Parents should keep cases like this in mind when they are litigating issues regarding their children. Parents have two choices. Either the parents decide what is best for their children together as a family, or a judge, who the parents will meet just a few times in their life, will make the decisions for the parents and their children.

Parenting rights and responsibilities

New Hampshire law categorizes parenting rights and responsibilities into two groups: decision making responsibility and residential responsibility. These are the new terms for what used to be called "legal custody" and "physical custody," and have been called such since October 1, 2005 when the new statue went into effect.

Decision making is defined as the "responsibility to make decisions for the child." Basically, they are the major decisions about how the child will be brought up. The decisions include the choices a parent makes about a child's education, medical care, religion.
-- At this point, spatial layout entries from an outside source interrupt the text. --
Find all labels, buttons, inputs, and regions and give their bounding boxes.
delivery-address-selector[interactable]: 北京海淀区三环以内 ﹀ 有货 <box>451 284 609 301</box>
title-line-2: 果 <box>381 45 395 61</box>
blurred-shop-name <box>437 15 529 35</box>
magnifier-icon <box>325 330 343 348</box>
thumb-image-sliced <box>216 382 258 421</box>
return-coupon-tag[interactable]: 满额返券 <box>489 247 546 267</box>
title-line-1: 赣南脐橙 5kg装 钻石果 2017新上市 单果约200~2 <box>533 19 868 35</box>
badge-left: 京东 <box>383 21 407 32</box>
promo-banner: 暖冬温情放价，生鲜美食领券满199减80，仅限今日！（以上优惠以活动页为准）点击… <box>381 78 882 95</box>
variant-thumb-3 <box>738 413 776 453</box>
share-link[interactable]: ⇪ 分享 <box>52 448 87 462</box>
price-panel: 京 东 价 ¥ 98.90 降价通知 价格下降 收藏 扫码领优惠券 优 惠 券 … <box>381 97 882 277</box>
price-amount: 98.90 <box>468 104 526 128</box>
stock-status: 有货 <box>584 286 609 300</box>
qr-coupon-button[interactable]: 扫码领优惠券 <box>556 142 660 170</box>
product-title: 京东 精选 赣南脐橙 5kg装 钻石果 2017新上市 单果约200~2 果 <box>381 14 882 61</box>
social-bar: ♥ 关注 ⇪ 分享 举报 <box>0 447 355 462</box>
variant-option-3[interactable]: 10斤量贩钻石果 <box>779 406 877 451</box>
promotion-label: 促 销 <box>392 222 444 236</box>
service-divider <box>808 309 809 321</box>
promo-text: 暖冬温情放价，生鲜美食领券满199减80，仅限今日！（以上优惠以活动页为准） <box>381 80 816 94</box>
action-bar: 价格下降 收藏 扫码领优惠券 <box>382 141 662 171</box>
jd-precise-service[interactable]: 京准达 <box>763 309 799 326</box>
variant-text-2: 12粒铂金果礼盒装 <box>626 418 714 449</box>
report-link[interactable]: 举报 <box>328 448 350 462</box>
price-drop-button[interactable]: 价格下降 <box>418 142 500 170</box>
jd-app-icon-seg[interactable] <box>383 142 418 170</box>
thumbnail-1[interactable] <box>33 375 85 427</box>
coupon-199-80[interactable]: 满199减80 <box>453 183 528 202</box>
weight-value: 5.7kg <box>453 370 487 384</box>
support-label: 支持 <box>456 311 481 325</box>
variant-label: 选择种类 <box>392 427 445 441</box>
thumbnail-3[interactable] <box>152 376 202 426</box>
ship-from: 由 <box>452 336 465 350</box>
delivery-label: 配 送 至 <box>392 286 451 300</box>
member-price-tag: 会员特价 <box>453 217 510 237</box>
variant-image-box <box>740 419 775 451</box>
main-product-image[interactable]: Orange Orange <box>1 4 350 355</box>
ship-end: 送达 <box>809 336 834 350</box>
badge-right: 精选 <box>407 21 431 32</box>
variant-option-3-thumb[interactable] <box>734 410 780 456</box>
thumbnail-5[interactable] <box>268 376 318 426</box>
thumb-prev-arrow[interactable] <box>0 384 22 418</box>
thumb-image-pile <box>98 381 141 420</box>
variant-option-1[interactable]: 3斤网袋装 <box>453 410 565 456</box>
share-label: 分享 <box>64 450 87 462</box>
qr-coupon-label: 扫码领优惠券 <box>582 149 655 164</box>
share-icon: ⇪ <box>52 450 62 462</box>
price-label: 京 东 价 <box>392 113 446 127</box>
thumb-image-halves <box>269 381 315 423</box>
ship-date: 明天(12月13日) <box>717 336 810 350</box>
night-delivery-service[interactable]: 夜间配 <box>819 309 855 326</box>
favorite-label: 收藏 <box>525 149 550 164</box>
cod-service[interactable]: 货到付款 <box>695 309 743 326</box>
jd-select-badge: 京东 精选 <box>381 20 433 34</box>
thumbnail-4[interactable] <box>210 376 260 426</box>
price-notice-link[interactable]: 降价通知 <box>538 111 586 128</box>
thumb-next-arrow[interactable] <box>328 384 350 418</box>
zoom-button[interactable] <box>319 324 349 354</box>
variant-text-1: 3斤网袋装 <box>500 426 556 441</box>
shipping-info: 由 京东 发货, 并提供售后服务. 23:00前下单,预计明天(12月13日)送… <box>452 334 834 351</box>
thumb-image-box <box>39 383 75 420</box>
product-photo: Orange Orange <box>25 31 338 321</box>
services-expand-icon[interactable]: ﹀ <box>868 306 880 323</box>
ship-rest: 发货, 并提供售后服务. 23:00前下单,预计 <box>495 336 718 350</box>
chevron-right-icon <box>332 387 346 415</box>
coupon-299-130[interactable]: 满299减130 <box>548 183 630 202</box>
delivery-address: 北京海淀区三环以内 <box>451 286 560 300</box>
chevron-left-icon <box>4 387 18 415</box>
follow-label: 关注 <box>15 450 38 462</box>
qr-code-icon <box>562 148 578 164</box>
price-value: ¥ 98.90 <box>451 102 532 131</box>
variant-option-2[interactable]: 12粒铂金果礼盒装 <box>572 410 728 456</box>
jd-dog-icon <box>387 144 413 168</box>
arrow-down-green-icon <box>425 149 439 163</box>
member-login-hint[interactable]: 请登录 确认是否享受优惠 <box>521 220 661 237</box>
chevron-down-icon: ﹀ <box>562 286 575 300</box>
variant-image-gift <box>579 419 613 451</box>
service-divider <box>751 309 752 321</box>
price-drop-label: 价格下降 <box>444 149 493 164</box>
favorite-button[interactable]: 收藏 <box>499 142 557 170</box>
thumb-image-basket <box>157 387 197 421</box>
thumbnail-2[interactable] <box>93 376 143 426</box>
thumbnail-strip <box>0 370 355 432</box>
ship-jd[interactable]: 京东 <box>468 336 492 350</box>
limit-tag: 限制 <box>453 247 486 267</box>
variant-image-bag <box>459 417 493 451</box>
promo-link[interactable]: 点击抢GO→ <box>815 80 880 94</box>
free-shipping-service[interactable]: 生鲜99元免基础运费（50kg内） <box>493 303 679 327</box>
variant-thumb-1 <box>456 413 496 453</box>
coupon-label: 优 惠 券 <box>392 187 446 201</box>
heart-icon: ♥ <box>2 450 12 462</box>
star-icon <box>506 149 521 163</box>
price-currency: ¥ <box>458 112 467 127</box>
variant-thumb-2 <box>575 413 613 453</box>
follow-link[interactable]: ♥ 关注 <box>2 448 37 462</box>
Parents may be awarded joint decision making responsibility, so that the parents should agree on the care and upbringing of their child. Alternatively, one parent may be awarded sole decision making responsibility.

Residential responsibility means "a parent's responsibility to provide a home for the child." The parenting schedule will determine what type of responsibility each parent has, whether sole, primary or shared responsibility. The day to day decision making, including the ability to make emergency medical care decisions, rest with the parent the child is with at that time.